Molecular and quantitative genetic variation within and between populations of the declining grassland species Saxifraga granulata

Formerly common plant species are expected to be particularly susceptible to recent habitat fragmentation. We studied the population genetics of 19 recently fragmented Saxifraga granulata populations (max. distance 61 km) in Luxembourg and neighboring Germany using RAPD markers and a common garden experiment. We assessed (1) the relationships between plant fitness, quantitative genetic variation, molecular genetic variation, and population size; and (2) the relative importance of genetic drift and selection in shaping genetic variation. Molecular genetic diversity was high but did not correlate with population size, habitat conditions, or plant performance. Genetic differentiation was low (F (ST) = 0.079 ± 0.135), and there was no isolation by distance. Longevity, clonality, and the long‐lived seed bank of S. granulata may have prevented strong genetic erosion and genetic differentiation among populations.

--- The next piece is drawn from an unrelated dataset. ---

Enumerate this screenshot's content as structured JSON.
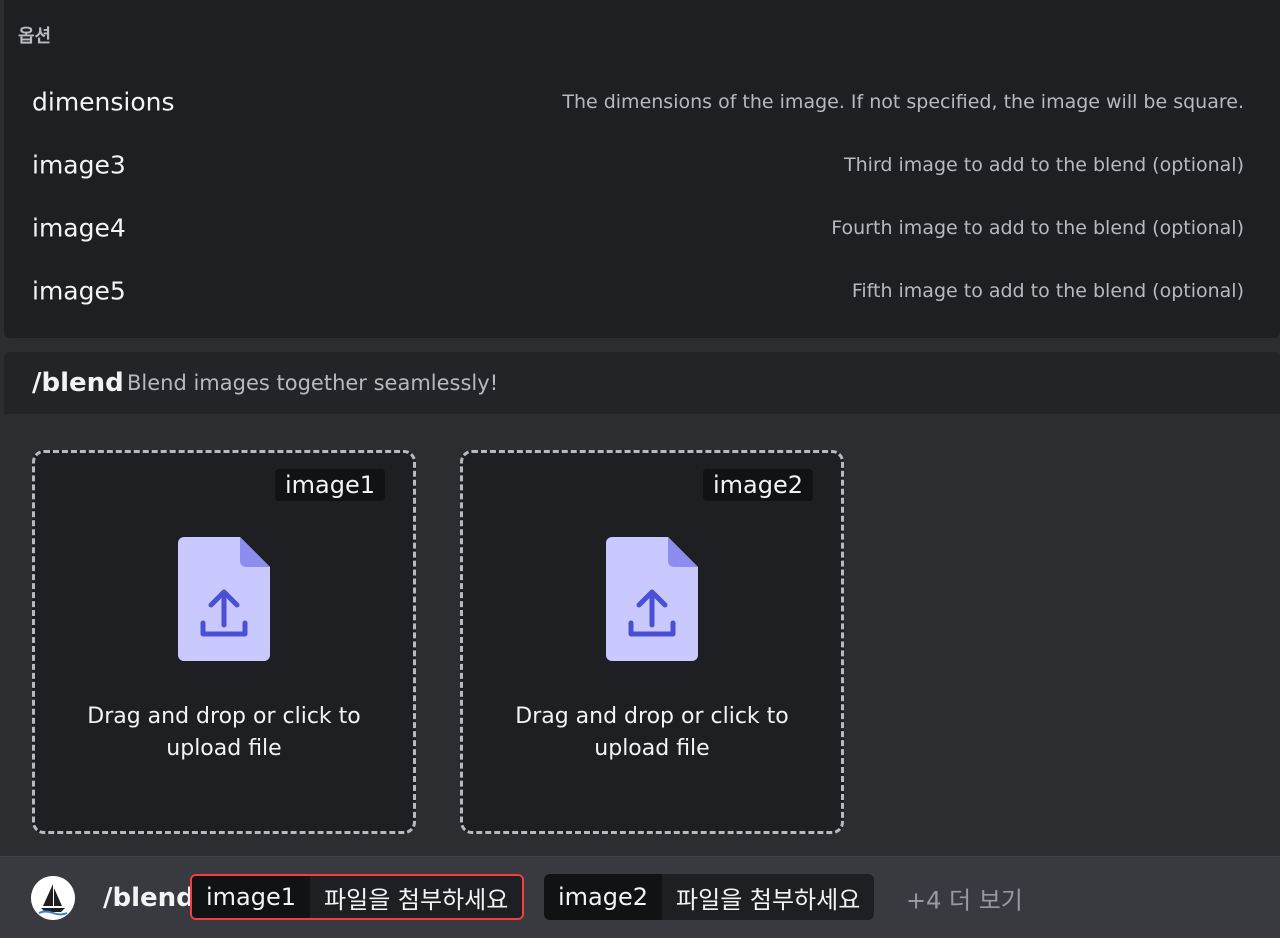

However, genetic distinctness increased with decreasing genetic diversity indicating that random genetic drift occurred in the studied populations. Quantitative and molecular genetic variations were correlated, and their differentiation (Q (ST) vs. F (ST)) among S. granulata populations was similar, suggesting that mainly random processes have shaped the quantitative genetic differentiation among populations. However, pairwise quantitative genetic distances increased with geographic and climatic distances, even when adjusted for molecular genetic distances, indicating diversifying selection. Our results indicate that long‐lived clonal species may be buffered at least temporarily against the negative effects of fragmentation. The relationship between quantitative genetic and geographic distance may be a more sensitive indicator of selection than Q (ST)–F (ST) differences.